Do you know what the range is for RS485 ?
Back in '87 we ran two computers over a full duplex 422 driver on a campus phone system. I think the distance was close to a mile between buildings over the wire. Can't remember the BAUD rate. May have been 9600, but not sure. Never had any problems.
Seems like RS485 uses protocols that want a master slave setup connected in a bus. Where as i'm needing more adhoc type network where each node is equivalent. This may be a subject for another section of the forum but will see how i go!
You haven't provided any design criteria for the bus so no comment is possible. If you had only one sender and one receiver, I don't know how you would call one a Master and the other a Slave unless the software does not allow the Slave to send. Protocols are created to prevent chaos. There is no rule that says you have to use any specific protocol and only you can say what you need a protocol to do in your application. Whatever you do with your software that prevents chaos is , by definition , a protocol.
As long as the terminatin resistors are at the extreme ends of the main trunk then it's up to the software, which is not my area of expertise.
Whst is the definition of Master or Slave ?
Another name might be primary and secondary. Means one device (the primary/master) controls one or more other devices (secondaries/slaves). This is centralized with one device instigating communication.Since what i'm needing is any device to instigate communication then what i need is a peer to peer or adhoc type protocol which is decentralized. All devices are equal and effectively can play the role of both a master and a slave device.

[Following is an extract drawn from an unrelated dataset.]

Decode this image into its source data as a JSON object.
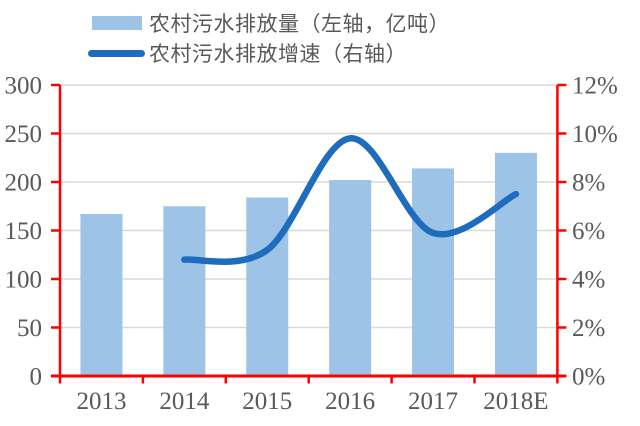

Recall that the purpose of termination resistors is to prevent reflected wave. That's why they have to be at the extreme ends of the main trunk.I think what I was trying to convey is that the RS485 devices are identical for Master and Slave so there is nothing in the Hardware that makes one a Master or a Slave. Thus only the software knows "who's who ?" and if you look at some protocols there are packets with headers and then device ID numbers and devices only respond to commands sent to their device ID. On DeviceNet devices, there are rotary switches to set the device number (1 -63 I believe). What makes the Master the Master is that it has the device ID "0". As I mentioned, software is not my area of expertise but I can tell you that any "protocol" you "create", (assuming you don't want to learn an existing protocol) that can identify a device ID and respond to it will work, provided the uController acting as the Master is running software that uses a CASE statement or some other S/W mechanism to determine that an incoming message is from a particular device that it is trying to control. You can test that yourself with only three arduinos. (one Master, one slave and one 3rd Party )It's very simple. If the Slave responds and the 3rd Party doesn't then you're in business.Take a look at this:Have you read this ?

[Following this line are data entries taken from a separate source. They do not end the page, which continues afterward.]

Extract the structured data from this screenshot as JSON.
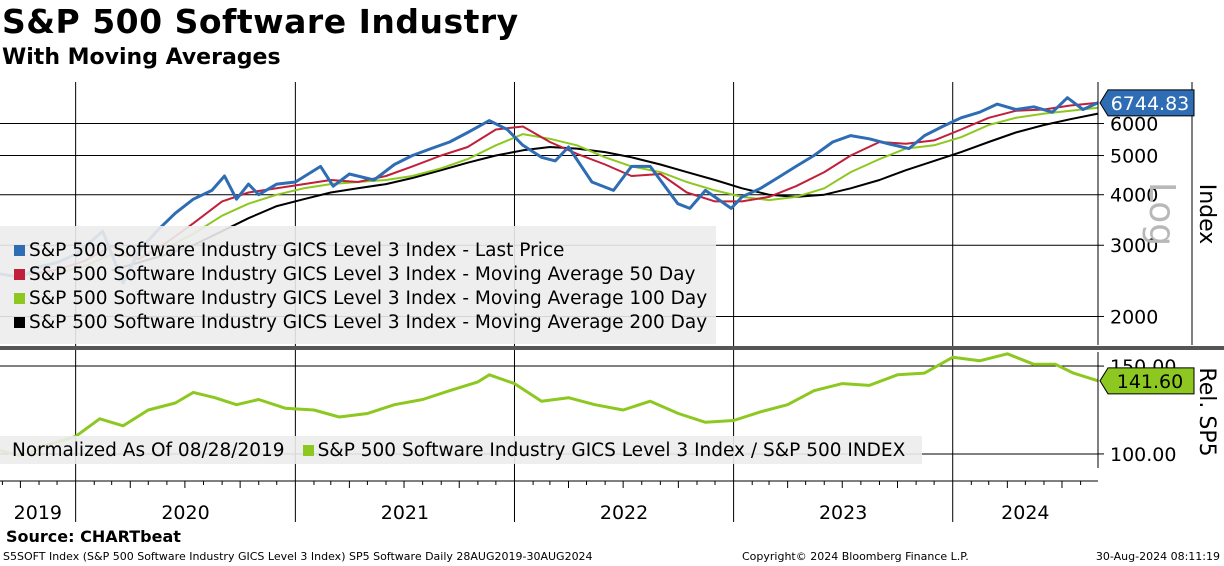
{
  "title": "S&P 500 Software Industry",
  "subtitle": "With Moving Averages",
  "source": "Source: CHARTbeat",
  "footer": {
    "left": "S5SOFT Index (S&P 500 Software Industry GICS Level 3 Index) SP5 Software  Daily 28AUG2019-30AUG2024",
    "middle": "Copyright© 2024 Bloomberg Finance L.P.",
    "right": "30-Aug-2024 08:11:19"
  },
  "colors": {
    "last_price": "#2e6db4",
    "ma50": "#c0203a",
    "ma100": "#8dc820",
    "ma200": "#000000",
    "relative": "#8dc820"
  },
  "chart_data": [
    {
      "type": "line",
      "title": "",
      "ylabel": "Index",
      "scale_label": "Log",
      "yscale": "log",
      "ylim": [
        1700,
        7600
      ],
      "yticks": [
        2000,
        3000,
        4000,
        5000,
        6000
      ],
      "ytick_labels": [
        "2000",
        "3000",
        "4000",
        "5000",
        "6000"
      ],
      "xticks": [
        "2019",
        "2020",
        "2021",
        "2022",
        "2023",
        "2024"
      ],
      "xlim": [
        "2019-08-28",
        "2024-08-30"
      ],
      "last_value_label": "6744.83",
      "grid": true,
      "legend": "bottom-left",
      "series": [
        {
          "name": "S&P 500 Software Industry GICS Level 3 Index - Last Price",
          "x": [
            "2019-08-28",
            "2019-10-01",
            "2019-11-01",
            "2019-12-01",
            "2020-01-02",
            "2020-02-15",
            "2020-03-20",
            "2020-04-15",
            "2020-05-15",
            "2020-06-15",
            "2020-07-15",
            "2020-08-15",
            "2020-09-05",
            "2020-09-25",
            "2020-10-15",
            "2020-11-01",
            "2020-12-01",
            "2021-01-01",
            "2021-02-12",
            "2021-03-05",
            "2021-04-01",
            "2021-05-12",
            "2021-06-15",
            "2021-07-15",
            "2021-08-15",
            "2021-09-15",
            "2021-10-15",
            "2021-11-20",
            "2021-12-20",
            "2022-01-15",
            "2022-02-15",
            "2022-03-10",
            "2022-04-01",
            "2022-05-10",
            "2022-06-15",
            "2022-07-15",
            "2022-08-15",
            "2022-09-30",
            "2022-10-20",
            "2022-11-15",
            "2022-12-28",
            "2023-01-15",
            "2023-02-15",
            "2023-03-15",
            "2023-04-15",
            "2023-05-15",
            "2023-06-15",
            "2023-07-15",
            "2023-08-15",
            "2023-09-15",
            "2023-10-20",
            "2023-11-15",
            "2023-12-15",
            "2024-01-15",
            "2024-02-15",
            "2024-03-15",
            "2024-04-15",
            "2024-05-15",
            "2024-06-15",
            "2024-07-10",
            "2024-08-05",
            "2024-08-30"
          ],
          "values": [
            2550,
            2500,
            2650,
            2720,
            2850,
            3250,
            2420,
            2900,
            3250,
            3600,
            3900,
            4100,
            4450,
            3900,
            4250,
            4000,
            4250,
            4300,
            4700,
            4200,
            4500,
            4350,
            4750,
            5000,
            5200,
            5400,
            5700,
            6100,
            5800,
            5300,
            4950,
            4850,
            5250,
            4300,
            4100,
            4700,
            4700,
            3800,
            3700,
            4100,
            3700,
            3950,
            4150,
            4400,
            4700,
            5000,
            5400,
            5600,
            5500,
            5350,
            5200,
            5600,
            5900,
            6200,
            6400,
            6700,
            6500,
            6600,
            6400,
            6950,
            6500,
            6750
          ]
        },
        {
          "name": "S&P 500 Software Industry GICS Level 3 Index - Moving Average 50 Day",
          "x": [
            "2019-10-15",
            "2019-12-01",
            "2020-01-15",
            "2020-03-01",
            "2020-04-15",
            "2020-06-01",
            "2020-07-15",
            "2020-09-01",
            "2020-10-15",
            "2020-12-01",
            "2021-01-15",
            "2021-03-01",
            "2021-04-15",
            "2021-06-01",
            "2021-07-15",
            "2021-09-01",
            "2021-10-15",
            "2021-12-01",
            "2022-01-15",
            "2022-03-01",
            "2022-04-15",
            "2022-06-01",
            "2022-07-15",
            "2022-09-01",
            "2022-10-15",
            "2022-12-01",
            "2023-01-15",
            "2023-03-01",
            "2023-04-15",
            "2023-06-01",
            "2023-07-15",
            "2023-09-01",
            "2023-10-15",
            "2023-12-01",
            "2024-01-15",
            "2024-03-01",
            "2024-04-15",
            "2024-06-01",
            "2024-07-15",
            "2024-08-30"
          ],
          "values": [
            2540,
            2610,
            2740,
            2980,
            2770,
            3050,
            3400,
            3850,
            4050,
            4150,
            4250,
            4350,
            4300,
            4450,
            4700,
            5000,
            5250,
            5800,
            5900,
            5400,
            5050,
            4750,
            4450,
            4500,
            4050,
            3850,
            3850,
            3950,
            4200,
            4550,
            5000,
            5400,
            5350,
            5450,
            5800,
            6200,
            6450,
            6500,
            6650,
            6750
          ]
        },
        {
          "name": "S&P 500 Software Industry GICS Level 3 Index - Moving Average 100 Day",
          "x": [
            "2019-12-01",
            "2020-01-15",
            "2020-03-01",
            "2020-04-15",
            "2020-06-01",
            "2020-07-15",
            "2020-09-01",
            "2020-10-15",
            "2020-12-01",
            "2021-01-15",
            "2021-03-01",
            "2021-04-15",
            "2021-06-01",
            "2021-07-15",
            "2021-09-01",
            "2021-10-15",
            "2021-12-01",
            "2022-01-15",
            "2022-03-01",
            "2022-04-15",
            "2022-06-01",
            "2022-07-15",
            "2022-09-01",
            "2022-10-15",
            "2022-12-01",
            "2023-01-15",
            "2023-03-01",
            "2023-04-15",
            "2023-06-01",
            "2023-07-15",
            "2023-09-01",
            "2023-10-15",
            "2023-12-01",
            "2024-01-15",
            "2024-03-01",
            "2024-04-15",
            "2024-06-01",
            "2024-07-15",
            "2024-08-30"
          ],
          "values": [
            2560,
            2660,
            2850,
            2800,
            2960,
            3200,
            3550,
            3800,
            4000,
            4150,
            4250,
            4300,
            4350,
            4450,
            4650,
            4900,
            5300,
            5650,
            5500,
            5300,
            4950,
            4700,
            4550,
            4300,
            4100,
            3950,
            3880,
            3950,
            4150,
            4550,
            4900,
            5200,
            5300,
            5550,
            5950,
            6200,
            6350,
            6450,
            6560
          ]
        },
        {
          "name": "S&P 500 Software Industry GICS Level 3 Index - Moving Average 200 Day",
          "x": [
            "2020-03-01",
            "2020-04-15",
            "2020-06-01",
            "2020-07-15",
            "2020-09-01",
            "2020-10-15",
            "2020-12-01",
            "2021-01-15",
            "2021-03-01",
            "2021-04-15",
            "2021-06-01",
            "2021-07-15",
            "2021-09-01",
            "2021-10-15",
            "2021-12-01",
            "2022-01-15",
            "2022-03-01",
            "2022-04-15",
            "2022-06-01",
            "2022-07-15",
            "2022-09-01",
            "2022-10-15",
            "2022-12-01",
            "2023-01-15",
            "2023-03-01",
            "2023-04-15",
            "2023-06-01",
            "2023-07-15",
            "2023-09-01",
            "2023-10-15",
            "2023-12-01",
            "2024-01-15",
            "2024-03-01",
            "2024-04-15",
            "2024-06-01",
            "2024-07-15",
            "2024-08-30"
          ],
          "values": [
            2600,
            2720,
            2850,
            3000,
            3250,
            3500,
            3750,
            3900,
            4050,
            4150,
            4250,
            4400,
            4600,
            4800,
            5000,
            5150,
            5250,
            5200,
            5100,
            4950,
            4750,
            4550,
            4350,
            4150,
            4000,
            3950,
            4000,
            4150,
            4350,
            4600,
            4850,
            5100,
            5400,
            5700,
            5950,
            6150,
            6350
          ]
        }
      ]
    },
    {
      "type": "line",
      "title": "",
      "ylabel": "Rel. SP5",
      "ylim": [
        92,
        158
      ],
      "yticks": [
        100,
        150
      ],
      "ytick_labels": [
        "100.00",
        "150.00"
      ],
      "last_value_label": "141.60",
      "legend": "bottom-left",
      "note": "Normalized As Of 08/28/2019",
      "series": [
        {
          "name": "S&P 500 Software Industry GICS Level 3 Index / S&P 500 INDEX",
          "x": [
            "2019-08-28",
            "2019-10-01",
            "2019-11-15",
            "2020-01-01",
            "2020-02-10",
            "2020-03-20",
            "2020-05-01",
            "2020-06-15",
            "2020-07-15",
            "2020-08-20",
            "2020-09-25",
            "2020-11-01",
            "2020-12-15",
            "2021-02-01",
            "2021-03-15",
            "2021-05-01",
            "2021-06-15",
            "2021-08-01",
            "2021-09-15",
            "2021-11-01",
            "2021-11-20",
            "2022-01-01",
            "2022-02-15",
            "2022-04-01",
            "2022-05-15",
            "2022-07-01",
            "2022-08-15",
            "2022-10-01",
            "2022-11-15",
            "2023-01-01",
            "2023-02-15",
            "2023-04-01",
            "2023-05-15",
            "2023-07-01",
            "2023-08-15",
            "2023-10-01",
            "2023-11-15",
            "2024-01-01",
            "2024-02-15",
            "2024-04-01",
            "2024-05-15",
            "2024-06-20",
            "2024-07-20",
            "2024-08-30"
          ],
          "values": [
            102,
            99,
            105,
            110,
            120,
            116,
            125,
            129,
            135,
            132,
            128,
            131,
            126,
            125,
            121,
            123,
            128,
            131,
            136,
            141,
            145,
            140,
            130,
            132,
            128,
            125,
            130,
            123,
            118,
            119,
            124,
            128,
            136,
            140,
            139,
            145,
            146,
            155,
            153,
            157,
            151,
            151,
            146,
            141.6
          ]
        }
      ]
    }
  ]
}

Take a look at thisThat schematic is not an RS485 network. I don't know what it is but it doesn't conform to anything I've ever seen. You can't have multiple processors connected to the same Tx and Rx pins. The maximum is two, (one at each end). If you want a network, you have to use RS485 network devices, like the MAX485 or the LT1481, and it must conform to standard RS485 network configuration, like the link above. What you have posted is not a valid circuit, and doesn't qualify as anything (AFAIK). The bus connections are on the differential A/B bus , not on the TTL serial side. Each RS485 tranceiver can only be connected to one device or microprocessor on the TTL serial side. The 'bus' is the A/B bus. That is the only place you can have multiple devices connected together. You circuit is invalid because of the following:1- multiple connections on the 'non-bus' TTL serial side.2- multiple devices on the Tx & Rx lines.3-no bus4-no termination resistors5-no RS485 transceiversLook at the DATASHEET You seem to have completely overlooked the fact that what makes it possible to have multiple devices connected to the bus is that each device has a transmit enable, that is used to disable all but ONE of the devices at ANY given moment. If you have 6 devices on the BUS, only one of them is transmitting at any given moment. The rest are disabled via the DE pin. Read the datasheet.At this point you should be asking yourself "How do you select the one device that is transmitting ?"The answer is "That's what the RS485 BUS PROTOCOLS are designed to do. (MODBUS, CANBUS, DeviceNet, DMX512) Without them, you would have chaos and multiple bus collisions.I suggest you do some homework and research RS485 because what you just posted indicates you are a long way from a working circuit. (as far as I can tell). There are NO RS485 devices in that schematic An RS485 device is a transceiver like a MAX485 or a LT1481. There is no such thing as an RS485 network without RS485 devices.Take a look at the MODBUS ProtocolNote how there is a slave address, a message length, a start address (Hi, Lo) , data, an error check and much more. Control of the transmit enable is address dependent. In a way, you could say that the "slaves" are only allowed to "speak" when they are "spoken " to.
I noticed that on this RS485 board which uses the max485 chip, there's extra vcc applied and resistors in extra places.